Tatiana V. Martsinkevich
Using dedicated resources to alleviate memory limitation for message logging protocols
There are different approaches on how to handle memory limitation for a message logging protocol. The simplest is to take a checkpoint once one of the processes runs out of memory or dump logs to the stable storage to free the memory. However this may increase the load on the the I/O subsystem which is not desirable especially for large-scale runs . Another approach is to use the memory of additional dedicated nodes as a log storage: when a process runs out of memory it sends a portion of its log to the memory of a dedicated node. I will present the study on the feasibility of this approach and explore the overheads related to it.
Ana Gainaru
The road to failure prediction on Blue Waters: latest details and future directions
We analyze the characteristics of failures from the Blue Waters system and study their effect on the results given by the online failure prediction. We make a couple of key observations about the difference in behaviour between different failure types and propose specific optimizations for each. A detailed analysis of the prediction results is also given. We present future work direction together with preliminary results.
Leonardo Bautista Gomez
Fault Tolerance Interface new features and new developments
Slim Bouguerra
Energy-Performance Tradeoffs in Multilevel Checkpoint Strategies
Increased complexity of computer architectures, consideration of power constraints, and expected failure rates of hardware components make the design and analysis of energy-efficient fault-tolerance schemes an increasingly challenging and important task.
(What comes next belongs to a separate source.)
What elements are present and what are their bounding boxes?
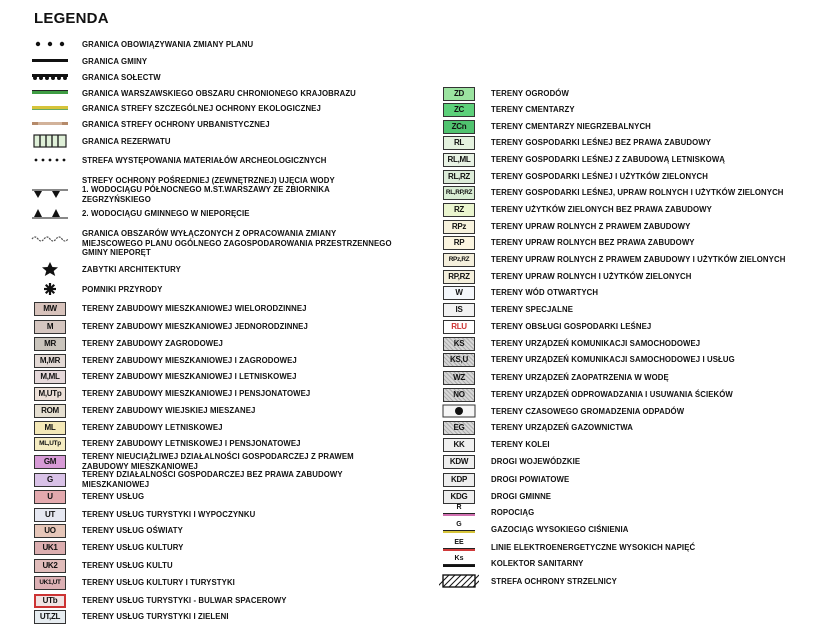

We develop run-time and energy models for multilevel checkpoint schemes and characterize when tradeoffs between expected runtime and energy usage exist. Using these models, we study FTI, a recently developed multilevel checkpoint library, on an IBM Blue Gene/Q. We show that FTI has a low energy footprint and that, consequently optimal checkpoint-interval values with respect to time and energy are similar. We also explore the effect of general system-level parameters on run-time and energy tradeoffs.